介護職員の「有効求人倍率」は全国平均で2倍を超えており、東京都が4.34倍、愛知県が3.96倍、大阪府が2.77倍など大都会を中心に高い。
※有効求人倍率とは、求職者1人に対する求人の数。求人は継続して働く職員の数をカウント。毎年10月時点の統計による。(厚生労働省まとめ)

この倍率全職種の1.02倍を大きく上回る。

施設が職員を募ってもなり手が少ないという状況が広がりつつある。

東京では職員が定員に満たない特養が続出し、新たな入居者の受け入れをやめたり部屋を一部閉鎖したりするところが出始めた。

特別養護老人ホームの職員数

国の基準では、利用者が3人に対して介護職員(看護師も含む)1人が必要威なっている。

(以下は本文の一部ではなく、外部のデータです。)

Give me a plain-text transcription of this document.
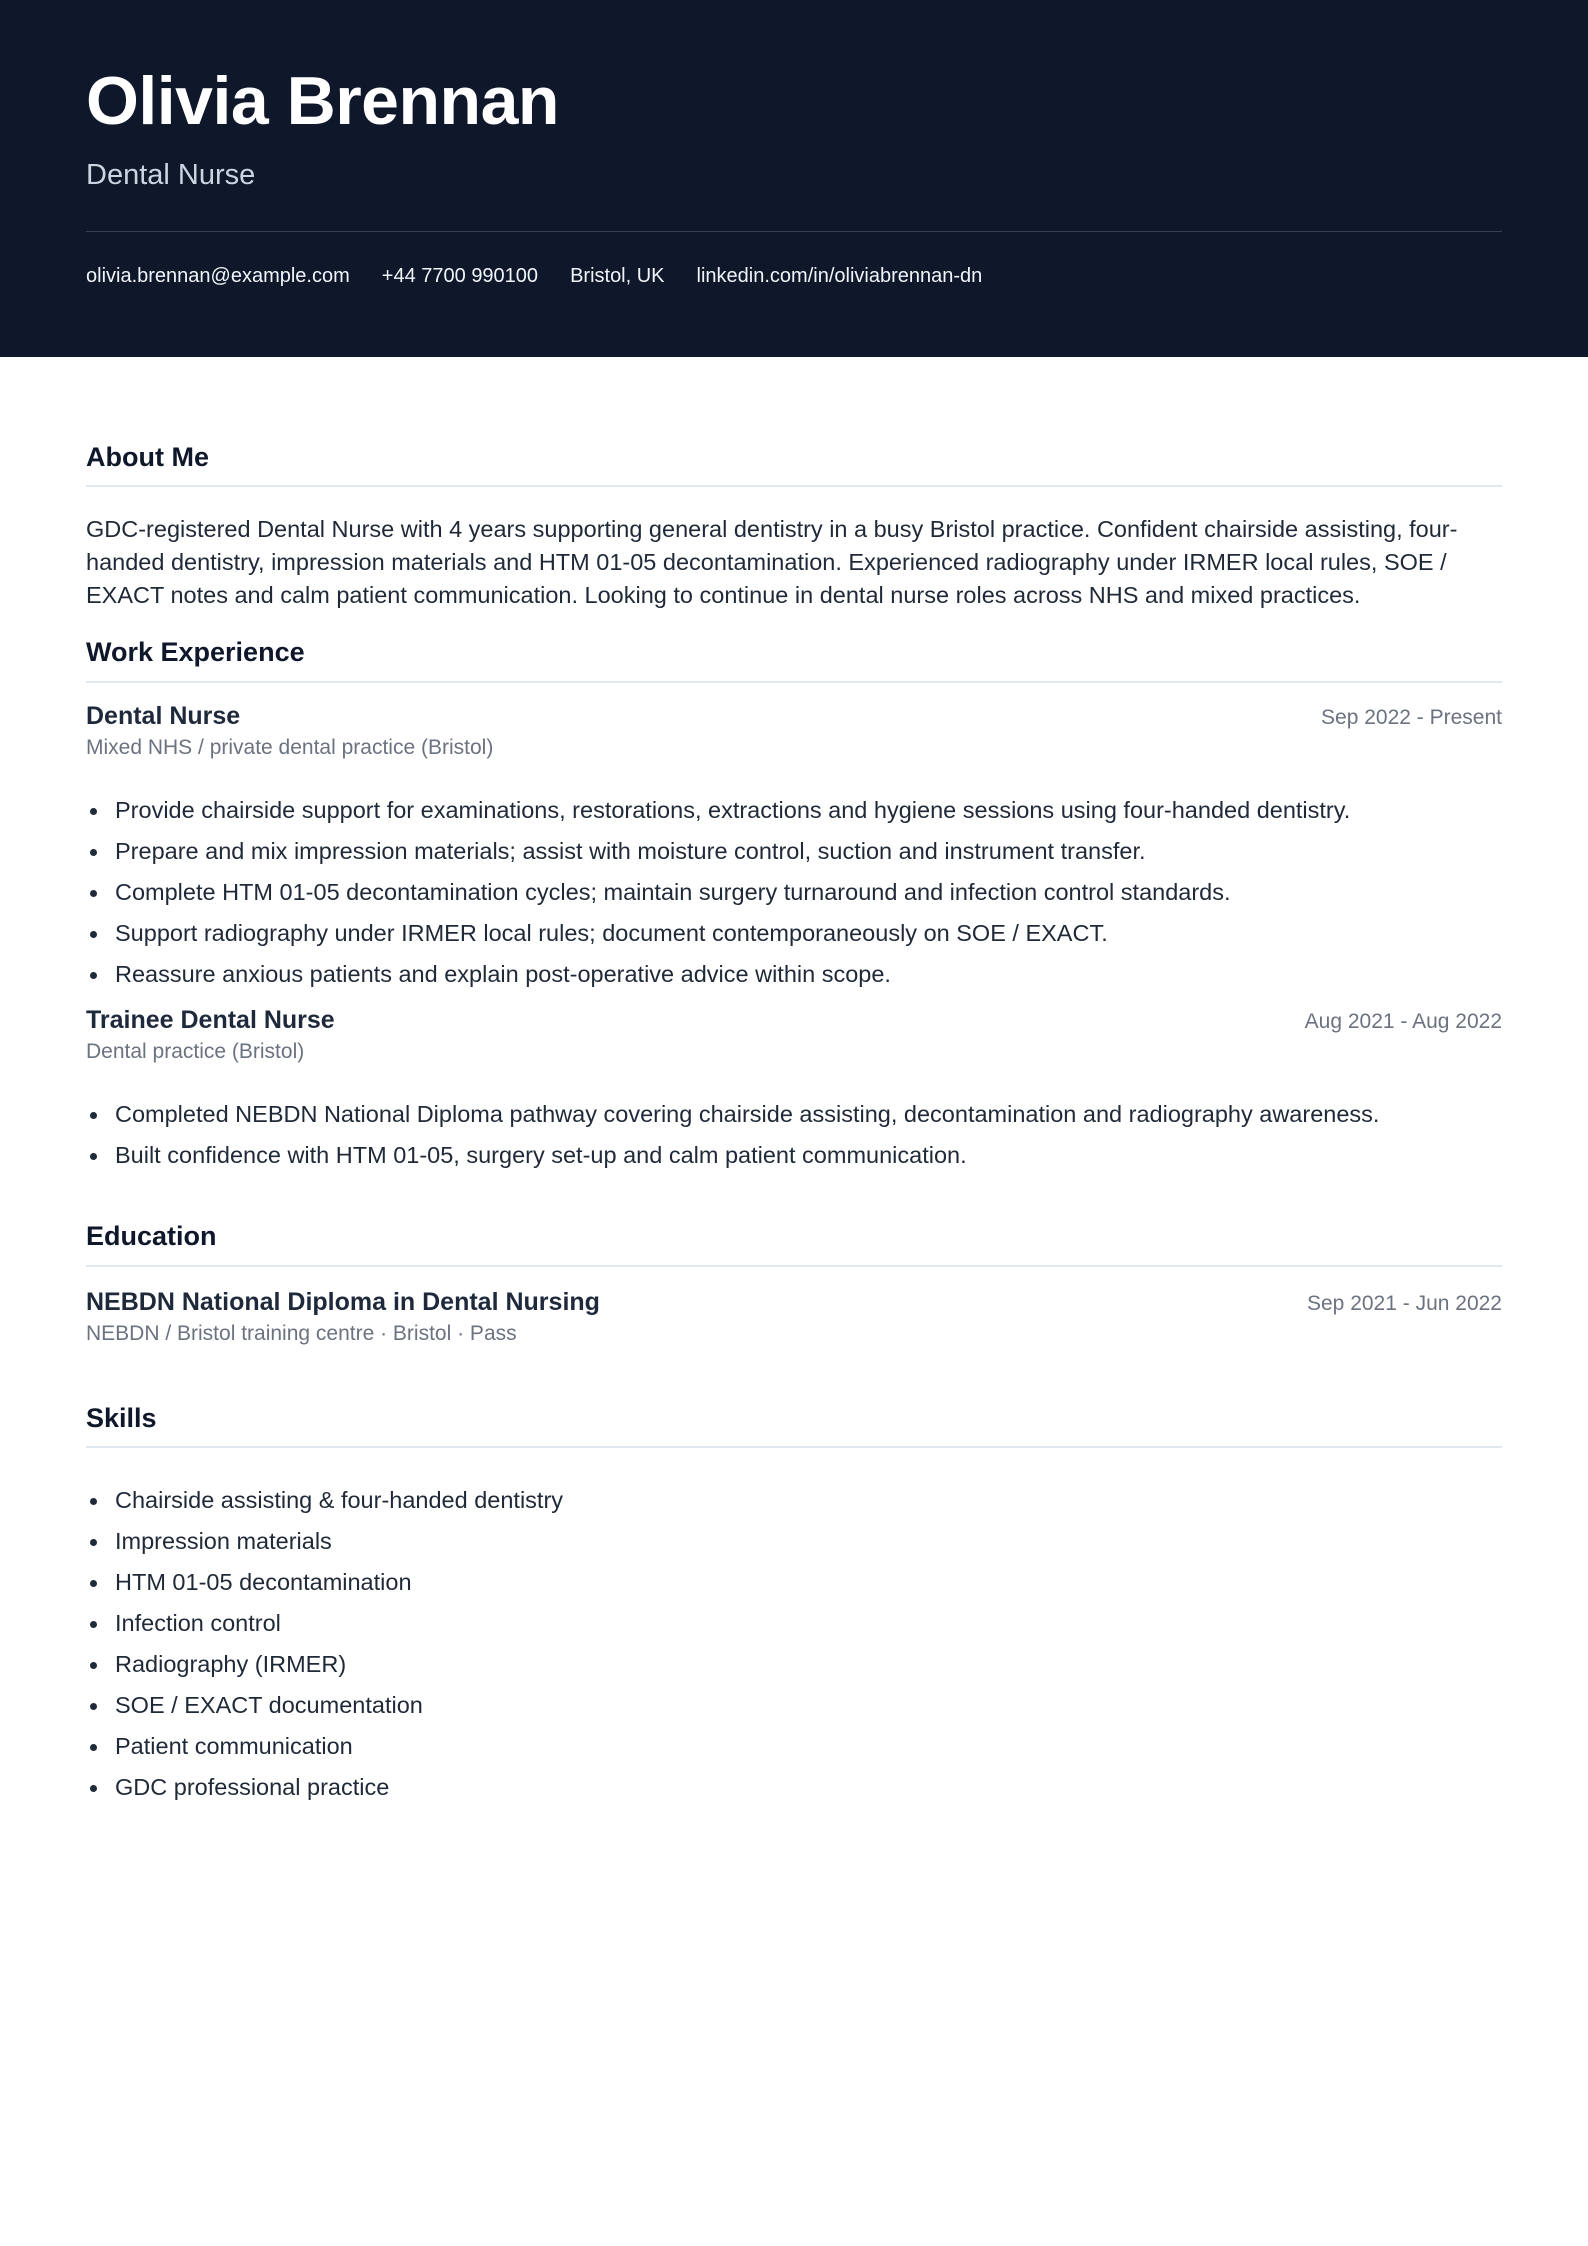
Olivia Brennan
Dental Nurse
olivia.brennan@example.com +44 7700 990100 Bristol, UK linkedin.com/in/oliviabrennan-dn
About Me

GDC-registered Dental Nurse with 4 years supporting general dentistry in a busy Bristol practice. Confident chairside assisting, four-handed dentistry, impression materials and HTM 01-05 decontamination. Experienced radiography under IRMER local rules, SOE / EXACT notes and calm patient communication. Looking to continue in dental nurse roles across NHS and mixed practices.

Work Experience
Dental Nurse	Sep 2022 - Present
Mixed NHS / private dental practice (Bristol)
Provide chairside support for examinations, restorations, extractions and hygiene sessions using four-handed dentistry.
Prepare and mix impression materials; assist with moisture control, suction and instrument transfer.
Complete HTM 01-05 decontamination cycles; maintain surgery turnaround and infection control standards.
Support radiography under IRMER local rules; document contemporaneously on SOE / EXACT.
Reassure anxious patients and explain post-operative advice within scope.
Trainee Dental Nurse	Aug 2021 - Aug 2022
Dental practice (Bristol)
Completed NEBDN National Diploma pathway covering chairside assisting, decontamination and radiography awareness.
Built confidence with HTM 01-05, surgery set-up and calm patient communication.
Education
NEBDN National Diploma in Dental Nursing	Sep 2021 - Jun 2022
NEBDN / Bristol training centre · Bristol · Pass
Skills
Chairside assisting & four-handed dentistry
Impression materials
HTM 01-05 decontamination
Infection control
Radiography (IRMER)
SOE / EXACT documentation
Patient communication
GDC professional practice
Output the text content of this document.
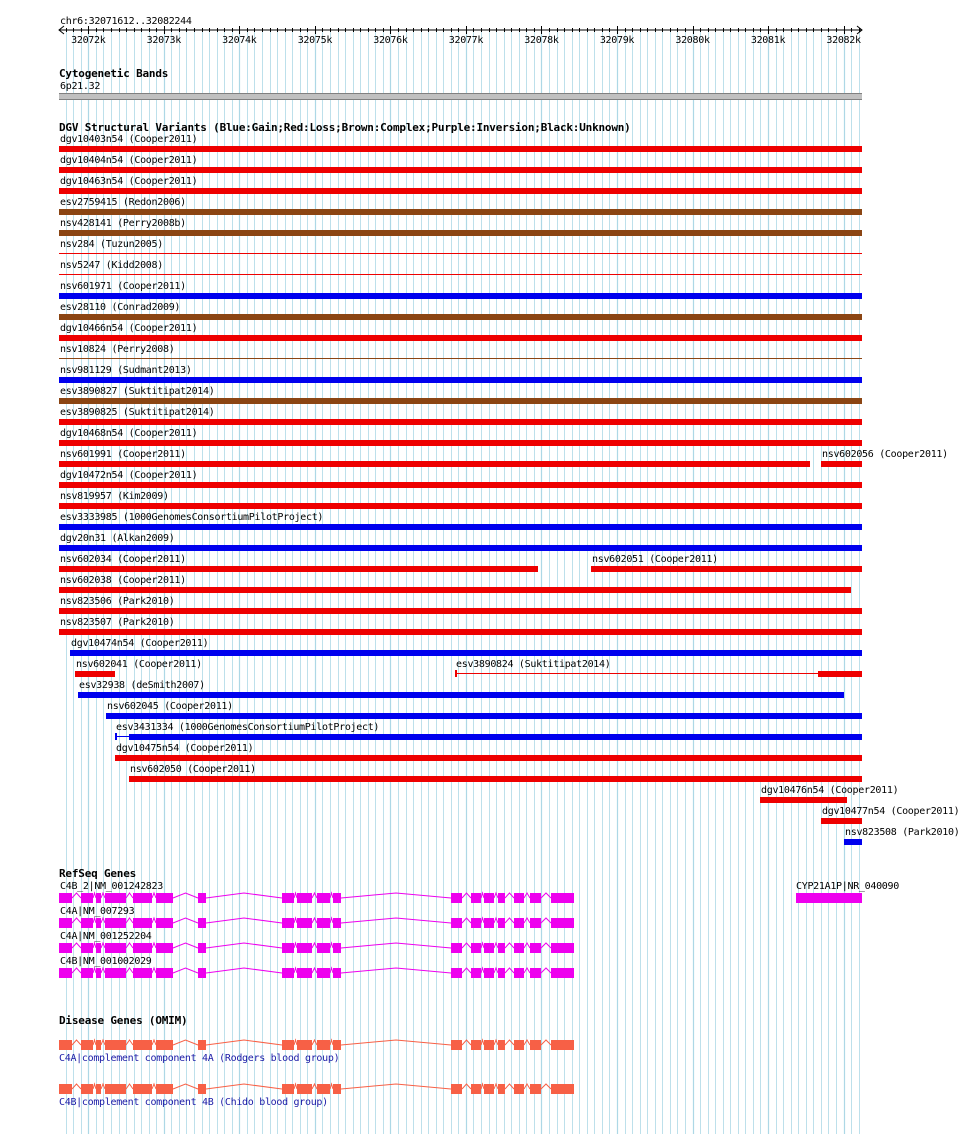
chr6:32071612..32082244
32072k	32073k	32074k	32075k	32076k	32077k	32078k	32079k	32080k	32081k	32082k
Cytogenetic Bands
6p21.32
DGV Structural Variants (Blue:Gain;Red:Loss;Brown:Complex;Purple:Inversion;Black:Unknown)
dgv10403n54 (Cooper2011)
dgv10404n54 (Cooper2011)
dgv10463n54 (Cooper2011)
esv2759415 (Redon2006)
nsv428141 (Perry2008b)
nsv284 (Tuzun2005)
nsv5247 (Kidd2008)
nsv601971 (Cooper2011)
esv28110 (Conrad2009)
dgv10466n54 (Cooper2011)
nsv10824 (Perry2008)
nsv981129 (Sudmant2013)
esv3890827 (Suktitipat2014)
esv3890825 (Suktitipat2014)
dgv10468n54 (Cooper2011)
nsv601991 (Cooper2011)	nsv602056 (Cooper2011)
dgv10472n54 (Cooper2011)
nsv819957 (Kim2009)
esv3333985 (1000GenomesConsortiumPilotProject)
dgv20n31 (Alkan2009)
nsv602034 (Cooper2011)	nsv602051 (Cooper2011)
nsv602038 (Cooper2011)
nsv823506 (Park2010)
nsv823507 (Park2010)
dgv10474n54 (Cooper2011)
nsv602041 (Cooper2011)	esv3890824 (Suktitipat2014)
esv32938 (deSmith2007)
nsv602045 (Cooper2011)
esv3431334 (1000GenomesConsortiumPilotProject)
dgv10475n54 (Cooper2011)
nsv602050 (Cooper2011)
dgv10476n54 (Cooper2011)
dgv10477n54 (Cooper2011)
nsv823508 (Park2010)
RefSeq Genes
C4B_2|NM_001242823
C4A|NM_007293
C4A|NM_001252204
C4B|NM_001002029
CYP21A1P|NR_040090
Disease Genes (OMIM)
C4A|complement component 4A (Rodgers blood group)
C4B|complement component 4B (Chido blood group)
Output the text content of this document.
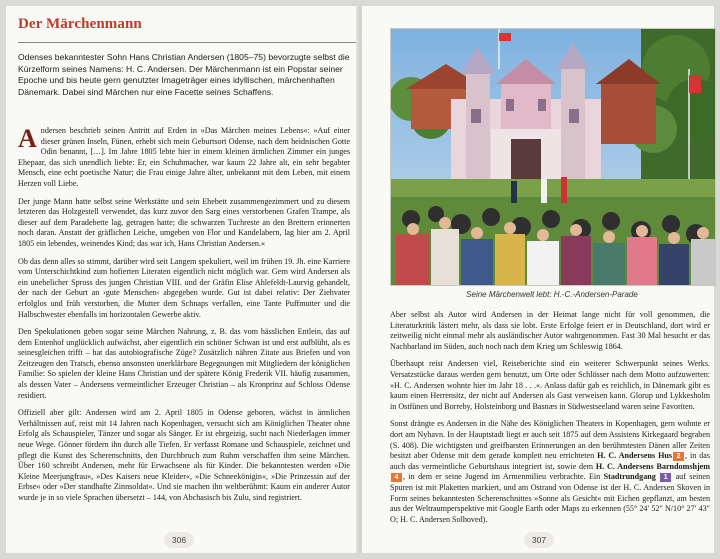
Der Märchenmann

Odenses bekanntester Sohn Hans Christian Andersen (1805–75) bevorzugte selbst die Kürzelform seines Namens: H. C. Andersen. Der Märchenmann ist ein Popstar seiner Epoche und bis heute gern genutzter Imageträger eines idyllischen, märchenhaften Dänemark. Dabei sind Märchen nur eine Facette seines Schaffens.

Andersen beschrieb seinen Antritt auf Erden in »Das Märchen meines Lebens«: »Auf einer dieser grünen Inseln, Fünen, erhebt sich mein Geburtsort Odense, nach dem heidnischen Gotte Odin benannt, […]. Im Jahre 1805 lebte hier in einem kleinen ärmlichen Zimmer ein junges Ehepaar, das sich unendlich liebte: Er, ein Schuhmacher, war kaum 22 Jahre alt, ein sehr begabter Mensch, eine echt poetische Natur; die Frau einige Jahre älter, unbekannt mit dem Leben, mit einem Herzen voll Liebe.

Der junge Mann hatte selbst seine Werkstätte und sein Ehebett zusammengezimmert und zu diesem letzteren das Holzgestell verwendet, das kurz zuvor den Sarg eines verstorbenen Grafen Trampe, als dieser auf dem Paradebette lag, getragen hatte; die schwarzen Tuchreste an den Brettern erinnerten noch daran. Anstatt der gräflichen Leiche, umgeben von Flor und Kandelabern, lag hier am 2. April 1805 ein lebendes, weinendes Kind; das war ich, Hans Christian Andersen.«

Ob das denn alles so stimmt, darüber wird seit Langem spekuliert, weil im frühen 19. Jh. eine Karriere vom Unterschichtkind zum hofierten Literaten eigentlich nicht möglich war. Gern wird Andersen als ein unehelicher Spross des jungen Christian VIII. und der Gräfin Elise Ahlefeldt-Laurvig gehandelt, der nach der Geburt an ›gute Menschen‹ abgegeben wurde. Gut ist dabei relativ: Der Ziehvater erfolglos und früh verstorben, die Mutter dem Schnaps verfallen, eine Tante Puffmutter und die Halbschwester ebenfalls im horizontalen Gewerbe aktiv.

Den Spekulationen geben sogar seine Märchen Nahrung, z. B. das vom hässlichen Entlein, das auf dem Entenhof unglücklich aufwächst, aber eigentlich ein schöner Schwan ist und erst aufblüht, als es seinesgleichen trifft – hat das autobiografische Züge? Zusätzlich nähren Zitate aus Briefen und von Zeitzeugen den Tratsch, ebenso ansonsten unerklärbare Begegnungen mit Mitgliedern der königlichen Familie: So spielen der kleine Hans Christian und der spätere König Frederik VII. häufig zusammen, als dessen Vater – Andersens vermeintlicher Erzeuger Christian – als Kronprinz auf Schloss Odense residiert.

Offiziell aber gilt: Andersen wird am 2. April 1805 in Odense geboren, wächst in ärmlichen Verhältnissen auf, reist mit 14 Jahren nach Kopenhagen, versucht sich am Königlichen Theater ohne Erfolg als Schauspieler, Tänzer und sogar als Sänger. Er ist ehrgeizig, sucht nach Niederlagen immer neue Wege. Gönner fördern ihn durch alle Tiefen. Er verfasst Romane und Schauspiele, zeichnet und pflegt die Kunst des Scherenschnitts, den Durchbruch zum Ruhm verschaffen ihm seine Märchen. Über 160 schreibt Andersen, mehr für Erwachsene als für Kinder. Die bekanntesten werden »Die Kleine Meerjungfrau«, »Des Kaisers neue Kleider«, »Die Schneekönigin«, »Die Prinzessin auf der Erbse« oder »Der standhafte Zinnsoldat«. Und sie machen ihn weltberühmt: Kaum ein anderer Autor wurde je in so viele Sprachen übersetzt – 144, von Abchasisch bis Zulu, sind registriert.

306

Seine Märchenwelt lebt: H.-C.-Andersen-Parade

Aber selbst als Autor wird Andersen in der Heimat lange nicht für voll genommen, die Literaturkritik lästert mehr, als dass sie lobt. Erste Erfolge feiert er in Deutschland, dort wird er zeitweilig nicht einmal mehr als ausländischer Autor wahrgenommen. Fast 30 Mal besucht er das Nachbarland im Süden, auch noch nach dem Krieg um Schleswig 1864.

Überhaupt reist Andersen viel, Reiseberichte sind ein weiterer Schwerpunkt seines Werks. Versatzstücke daraus werden gern benutzt, um Orte oder Schlösser nach dem Motto aufzuwerten: »H. C. Andersen wohnte hier im Jahr 18 . . .«. Anlass dafür gab es reichlich, in Dänemark gibt es kaum einen Herrensitz, der nicht auf Andersen als Gast verweisen kann. Glorup und Lykkesholm in Ostfünen und Borreby, Holsteinborg und Basnæs in Südwestseeland waren seine Favoriten.

Sonst drängte es Andersen in die Nähe des Königlichen Theaters in Kopenhagen, gern wohnte er dort am Nyhavn. In der Hauptstadt liegt er auch seit 1875 auf dem Assistens Kirkegaard begraben (S. 408). Die wichtigsten und greifbarsten Erinnerungen an den berühmtesten Dänen aller Zeiten besitzt aber Odense mit dem gerade komplett neu errichteten H. C. Andersens Hus 2 , in das auch das vermeintliche Geburtshaus integriert ist, sowie dem H. C. Andersens Barndomshjem4 , in dem er seine Jugend im Armenmilieu verbrachte. Ein Stadtrundgang 1 auf seinen Spuren ist mit Plaketten markiert, und am Ostrand von Odense ist der H. C. Andersen Skoven in Form seines bekanntesten Scherenschnittes »Sonne als Gesicht« mit Eichen gepflanzt, am besten aus der Weltraumperspektive mit Google Earth oder Maps zu erkennen (55° 24′ 52″ N/10° 27′ 43″ O; H. C. Andersen Solhoved).

307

この基準を下回ると、介護保険から支払われる介護報酬が3割カットされる。

特養は介護職員数が24時間いなければならないため、夜勤もある。

国の基準を満たすだけの職員数では、夜勤の回数が多くなるなど職員の負担が重いと考えられる施設もある。

このため利用者2人に職員1人といった手厚い職員定数を独自に定めている施設が多い。

特別養護老人ホームの現状

東京都内で特養などを運営する社会福祉法人でつくる東京都高齢者福祉施設協議会は昨年(2014年)12月、加盟法人が運営する特養445施設に職員の状況などを尋ねた。
都内の特養の多くが対象になっている。
※回答は330施設

●それぞれが定めている職員の定数に満たない施設→145施設(44%)
このなかには、国の基準で最低限必要とされる職員数にも満たないところが9施設も。

●どれだけ定数に足りていないか?
◇1~3人→87施設(60%)
◇4~6人→44施設(30%)
◇10人以上→4施設

職員不足の与える影響

職員不足は利用者にも影響し始めている。

職員が足りない為、部屋が空いても新たな入居者を受け入れないなどの対応をしている特養が9施設あり、このうち3施設は10~40部屋を閉鎖していた。

また、自宅で暮らす高齢者を一時的に預かるショートステイをやめた特養が2施設、ショートステイの受け入れを減らした特養も7施設あった。